Souvent facétieux, l’auteur n’a pas abordé cette époque à la légère. À la fin du livre, il publie une longue "Reconnaissance de dette" aux ouvrages et à toutes les personnes qui l’ont aidé dans son travail, comme l’historienne Camille Cléret avec laquelle il a beaucoup collaboré. "Il y a une responsabilité intellectuelle du romancier quand il touche à des sujets comme ça, précise-t-il. Énorme problème avec les années 30 : les gens allaient piloter la lecture en fonction de ce qu’ils savaient de la suite des événements !" Le fascisme et la montée du nazisme ne sont donc pas occultés dans Couleurs de l’incendie qui emprunte d'ailleurs son titre à un poème de Louis Aragon, Les lilas et les roses (Le Crève-cœur, 1941) sur la France capitulant en juin 1940 : "Le triomphe imprudent qui prime la querelle / Le sang que préfigure en carmin le baiser".

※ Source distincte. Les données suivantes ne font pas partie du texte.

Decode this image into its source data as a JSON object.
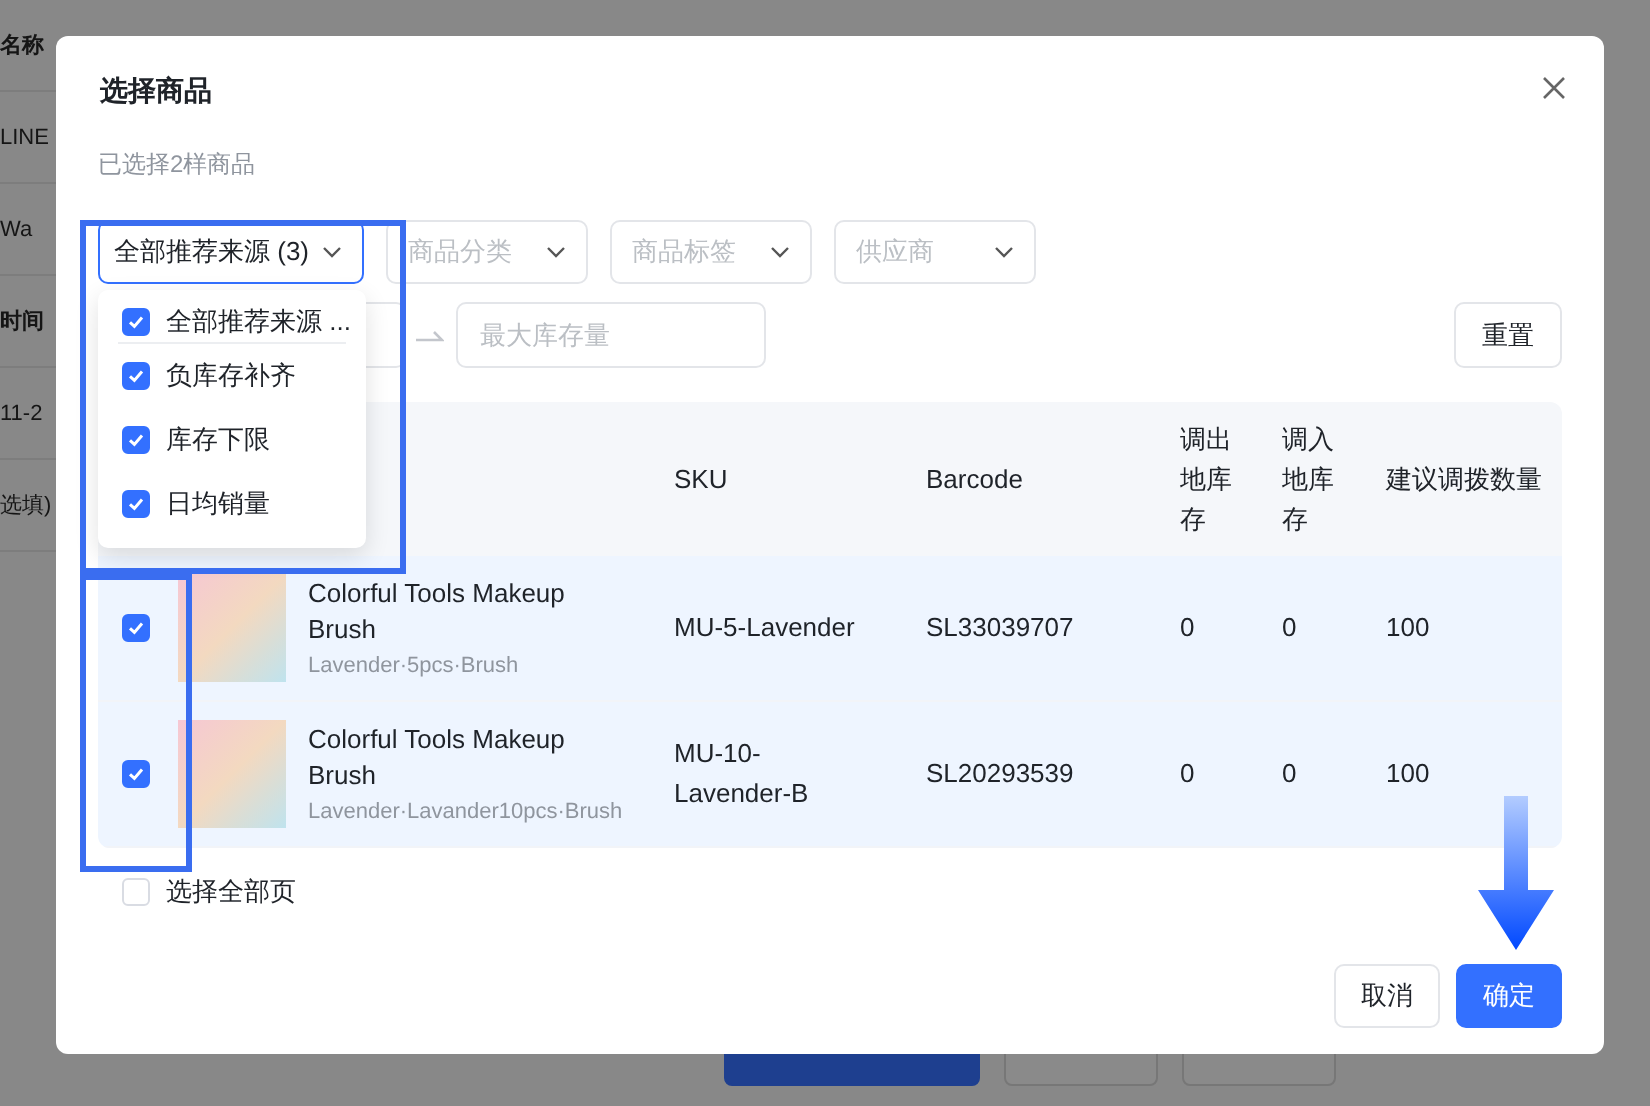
{
  "background_page": {
    "texts": [
      "名称",
      "LINE",
      "Wa",
      "时间",
      "11-2",
      "选填)"
    ]
  },
  "dialog": {
    "title": "选择商品",
    "selected_count": "已选择2样商品",
    "filters": [
      {
        "value": "全部推荐来源 (3)",
        "expanded": true,
        "options": [
          {
            "label": "全部推荐来源 ...",
            "checked": true,
            "kind": "all"
          },
          {
            "label": "负库存补齐",
            "checked": true,
            "kind": "option"
          },
          {
            "label": "库存下限",
            "checked": true,
            "kind": "option"
          },
          {
            "label": "日均销量",
            "checked": true,
            "kind": "option"
          }
        ]
      },
      {
        "placeholder": "商品分类",
        "expanded": false
      },
      {
        "placeholder": "商品标签",
        "expanded": false
      },
      {
        "placeholder": "供应商",
        "expanded": false
      }
    ],
    "stock_range": {
      "max_placeholder": "最大库存量"
    },
    "reset_button": "重置",
    "table": {
      "columns": [
        "SKU",
        "Barcode",
        "调出地库存",
        "调入地库存",
        "建议调拨数量"
      ],
      "rows": [
        {
          "selected": true,
          "name": "Colorful Tools Makeup Brush",
          "variant": "Lavender·5pcs·Brush",
          "sku": "MU-5-Lavender",
          "barcode": "SL33039707",
          "out_stock": "0",
          "in_stock": "0",
          "suggested_qty": "100"
        },
        {
          "selected": true,
          "name": "Colorful Tools Makeup Brush",
          "variant": "Lavender·Lavander10pcs·Brush",
          "sku": "MU-10-Lavender-B",
          "barcode": "SL20293539",
          "out_stock": "0",
          "in_stock": "0",
          "suggested_qty": "100"
        }
      ]
    },
    "select_all_pages": {
      "label": "选择全部页",
      "checked": false
    },
    "buttons": [
      {
        "label": "取消",
        "kind": "default"
      },
      {
        "label": "确定",
        "kind": "primary"
      }
    ]
  },
  "annotations": [
    {
      "kind": "highlight"
    },
    {
      "kind": "highlight"
    },
    {
      "kind": "arrow"
    }
  ]
}
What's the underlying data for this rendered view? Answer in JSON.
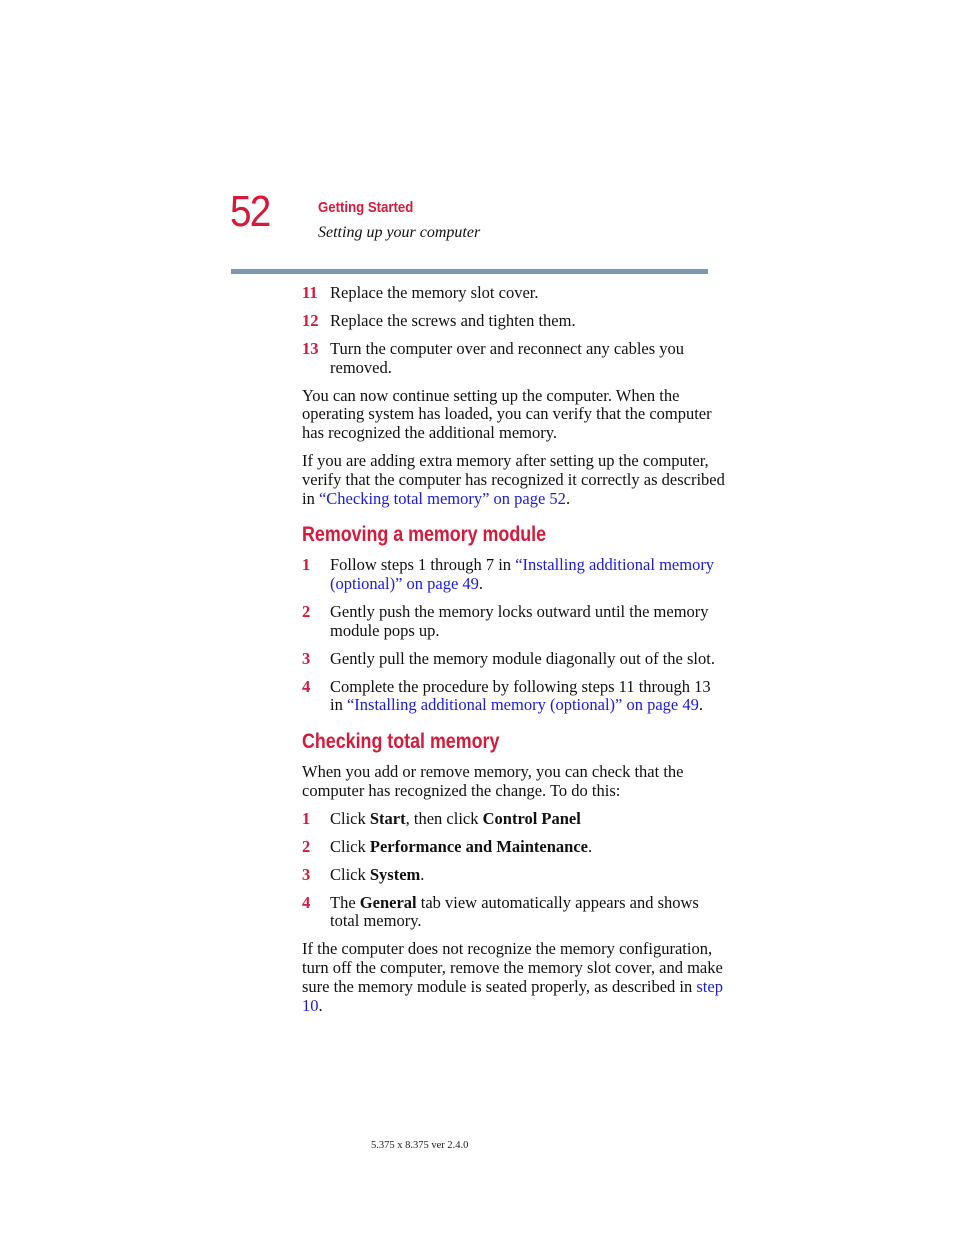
{
  "header": {
    "page_number": "52",
    "chapter_title": "Getting Started",
    "section_subtitle": "Setting up your computer",
    "accent_color": "#d7193a",
    "rule_color": "#7d98b1"
  },
  "intro_steps": [
    {
      "num": "11",
      "text": "Replace the memory slot cover."
    },
    {
      "num": "12",
      "text": "Replace the screws and tighten them."
    },
    {
      "num": "13",
      "text": "Turn the computer over and reconnect any cables you removed."
    }
  ],
  "para1": "You can now continue setting up the computer. When the operating system has loaded, you can verify that the computer has recognized the additional memory.",
  "para2": {
    "before": "If you are adding extra memory after setting up the computer, verify that the computer has recognized it correctly as described in ",
    "link": "“Checking total memory” on page 52",
    "after": "."
  },
  "removing": {
    "heading": "Removing a memory module",
    "steps": [
      {
        "num": "1",
        "before": "Follow steps 1 through 7 in ",
        "link": "“Installing additional memory (optional)” on page 49",
        "after": "."
      },
      {
        "num": "2",
        "text": "Gently push the memory locks outward until the memory module pops up."
      },
      {
        "num": "3",
        "text": "Gently pull the memory module diagonally out of the slot."
      },
      {
        "num": "4",
        "before": "Complete the procedure by following steps 11 through 13 in ",
        "link": "“Installing additional memory (optional)” on page 49",
        "after": "."
      }
    ]
  },
  "checking": {
    "heading": "Checking total memory",
    "intro": "When you add or remove memory, you can check that the computer has recognized the change. To do this:",
    "steps": [
      {
        "num": "1",
        "t1": "Click ",
        "b1": "Start",
        "t2": ", then click ",
        "b2": "Control Panel",
        "t3": ""
      },
      {
        "num": "2",
        "t1": "Click ",
        "b1": "Performance and Maintenance",
        "t2": "."
      },
      {
        "num": "3",
        "t1": "Click ",
        "b1": "System",
        "t2": "."
      },
      {
        "num": "4",
        "t1": "The ",
        "b1": "General",
        "t2": " tab view automatically appears and shows total memory."
      }
    ],
    "closing": {
      "before": "If the computer does not recognize the memory configuration, turn off the computer, remove the memory slot cover, and make sure the memory module is seated properly, as described in ",
      "link": "step 10",
      "after": "."
    }
  },
  "footer": "5.375 x 8.375 ver 2.4.0"
}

Pierre Lemaitre élabore à nouveau une galerie de personnages hauts en couleur dans son ouvrage. On y retrouve M. Dupré, auparavant au service d’Henri d'Aulnay-Pradelle, qui devient l’homme de main de Madeleine. Quant à Paul Péricourt, il peut compter sur deux femmes formidables pour lui donner goût à la vie : Wlladyslawa Ambroziewicz, dite Vladi, son infirmière polonaise (jamais traduite dans le texte !) et la cantatrice Solange Gallinato, "énorme femme aux manières extravagantes et ridicules dont la voix tragique transperçait les âmes." Restent encore Léonce, son amant Robert, Jules Guilloteaux… chacun s’arrangeant avec sa conscience au gré des événements.
S’il y a de grandes personnalités dans les romans de Pierre Lemaître, que l’on ne s’y trompe pas : "Le patron de la boutique, c’est moi ! assure-t-il. Les personnages ont intérêt à faire ce que je leur demande." Lucide, il ajoute : "Si vous voulez faire œuvre d’écrivain, vous racontez une histoire qui a du sens et qui ne raconte pas seulement ce que font les personnages." D’abord auteur de romans noirs, Pierre Lemaître a obtenu le Goncourt alors que selon lui, il n’avait pas la carte. "Mais dans le noir, on a quand même envie de montrer qu’on est des écrivains", admet-il. Personne ne pourrait aujourd’hui en douter.